As intended, my engagement with NYCDH Week began with the Kickoff Event on February 7th, which allowed some of New York’s most active Digital Humanists (I really should’ve taken down more names, I apologize) to introduce attendees to the theme of support that would pervade the week’s subsequent workshops, lectures, etc. Rooted in the ongoing impact of COVID-19, this commitment of support from the broader Digital Humanities community struck me as particularly salient, not purely because of its obviously apposite application in the wake of a global pandemic that impacted each person in some way, but also due to its relevance to my experience as a first-semester Digital Humanities student navigating the common challenges associated with acclimating oneself to any new academic endeavor. The Kickoff Event and its ensuing roundtable discussion introduced me to the existence of a network of brilliant minds, each in the pursuit of developing unique and innovative digital projects, that I was entirely unaware of prior to entering this program, providing me with a sense of the city’s Digital Humanities community and the potentialities inherent in cultivating relationships and support networks with such a tight-knit web of inspiring folks.

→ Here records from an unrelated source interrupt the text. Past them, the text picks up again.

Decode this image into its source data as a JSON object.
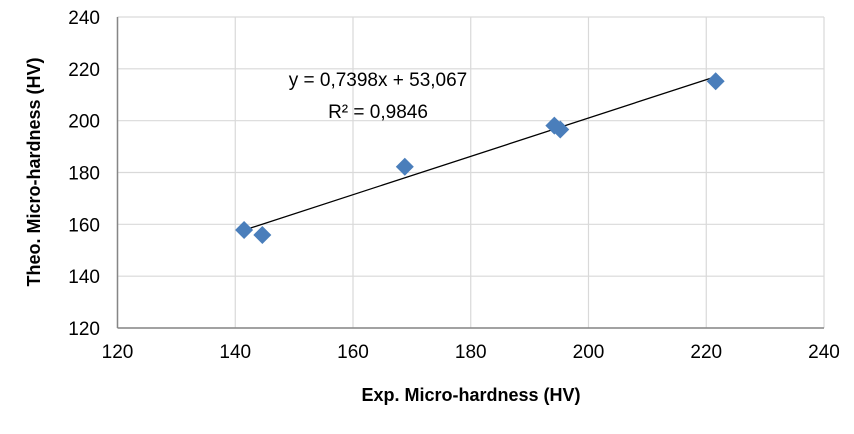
{
  "chart_data": {
    "type": "scatter",
    "title": "",
    "xlabel": "Exp. Micro-hardness (HV)",
    "ylabel": "Theo. Micro-hardness (HV)",
    "xlim": [
      120,
      240
    ],
    "ylim": [
      120,
      240
    ],
    "xticks": [
      "120",
      "140",
      "160",
      "180",
      "200",
      "220",
      "240"
    ],
    "yticks": [
      "120",
      "140",
      "160",
      "180",
      "200",
      "220",
      "240"
    ],
    "grid": true,
    "marker_color": "#4a7ebb",
    "series": [
      {
        "name": "Micro-hardness",
        "x": [
          141.5,
          144.6,
          168.8,
          194.2,
          195.2,
          221.6
        ],
        "y": [
          157.8,
          155.9,
          182.2,
          198.1,
          196.6,
          215.2
        ]
      }
    ],
    "trendline": {
      "slope": 0.7398,
      "intercept": 53.067,
      "x_range": [
        141.5,
        221.6
      ]
    },
    "annotations": {
      "equation": "y = 0,7398x + 53,067",
      "r_squared": "R² = 0,9846"
    }
  }
}
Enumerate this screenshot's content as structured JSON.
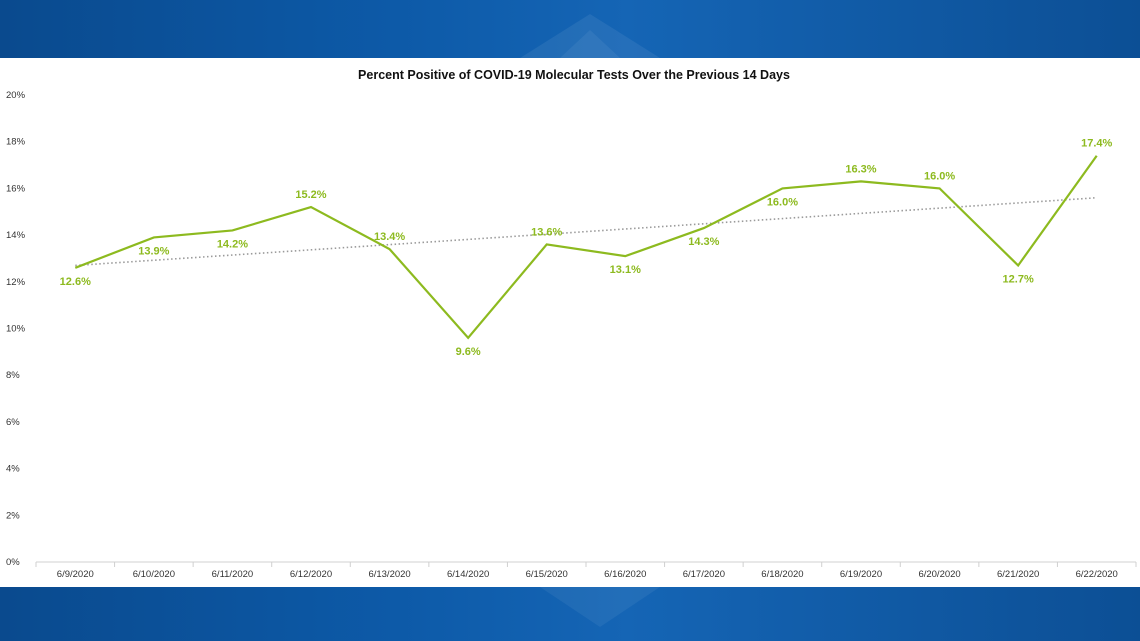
{
  "chart_data": {
    "type": "line",
    "title": "Percent Positive of COVID-19 Molecular Tests Over the Previous 14 Days",
    "xlabel": "",
    "ylabel": "",
    "categories": [
      "6/9/2020",
      "6/10/2020",
      "6/11/2020",
      "6/12/2020",
      "6/13/2020",
      "6/14/2020",
      "6/15/2020",
      "6/16/2020",
      "6/17/2020",
      "6/18/2020",
      "6/19/2020",
      "6/20/2020",
      "6/21/2020",
      "6/22/2020"
    ],
    "series": [
      {
        "values": [
          12.6,
          13.9,
          14.2,
          15.2,
          13.4,
          9.6,
          13.6,
          13.1,
          14.3,
          16.0,
          16.3,
          16.0,
          12.7,
          17.4
        ],
        "data_labels": [
          "12.6%",
          "13.9%",
          "14.2%",
          "15.2%",
          "13.4%",
          "9.6%",
          "13.6%",
          "13.1%",
          "14.3%",
          "16.0%",
          "16.3%",
          "16.0%",
          "12.7%",
          "17.4%"
        ],
        "color": "#8dba1f"
      }
    ],
    "trendline": {
      "style": "dotted",
      "color": "#9a9a9a",
      "start": 12.7,
      "end": 15.6
    },
    "ylim": [
      0,
      20
    ],
    "yticks": [
      0,
      2,
      4,
      6,
      8,
      10,
      12,
      14,
      16,
      18,
      20
    ],
    "ytick_labels": [
      "0%",
      "2%",
      "4%",
      "6%",
      "8%",
      "10%",
      "12%",
      "14%",
      "16%",
      "18%",
      "20%"
    ],
    "grid": false,
    "legend": "none"
  },
  "theme": {
    "band_color": "#0d5aa8",
    "line_color": "#8dba1f",
    "axis_color": "#d0d0d0"
  }
}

I was especially interested in Jim Groom’s Reclaim Hosting platform, which, in their words, “provides institutions and educations with an easy way to offer students domains and web hosting that they own and control”. Despite the fact that my interest in Groom’s service might be heavily influenced by Reclaim Hosting’s landing page including references to bands such as Mission of Burma and Minutemen, the support provided through this web hosting platform, allowing for both students and educators to “take control of their digital identity,” acts as another appealing example in a long line of Digital Humanists undertaking the project of the democratization of technology. If interested in reading further about the story and motivations of Reclaim Hosting, Jim Groom wrote an interesting blog detailing its history here.
The second NYCDH workshop I attended was hosted by DHUM 70002’s very own, Robin Miller, and detailed the “intuitive, collaborative, open-source publishing platform” that is Manifold. Developed as a novel medium in which academic books can be published online, Manifold allows authors to supplement their work with the traditionally unpublished elements existent beneath the text (“conversations, research, exploration”), providing an opportunity to expand the breadth of each text in an accessible, unbounded, aesthetically-slick digital space. Robin did a fantastic job enthusiastically detailing the scope of Manifold’s capabilities, such that Digital Humanities “freshmen” like myself came away from the workshop with a practical understanding of a program that feels simultaneously approachable and sophisticated. There’s nothing I can say about Manifold that hasn’t already been said more effectively by those involved with its production (i.e., CUNY Graduate Center, the University of Minnesota Press, & Cast Iron Coding) so I encourage everyone to take a look at the provided linked materials, should this application be relevant to your DH pursuits.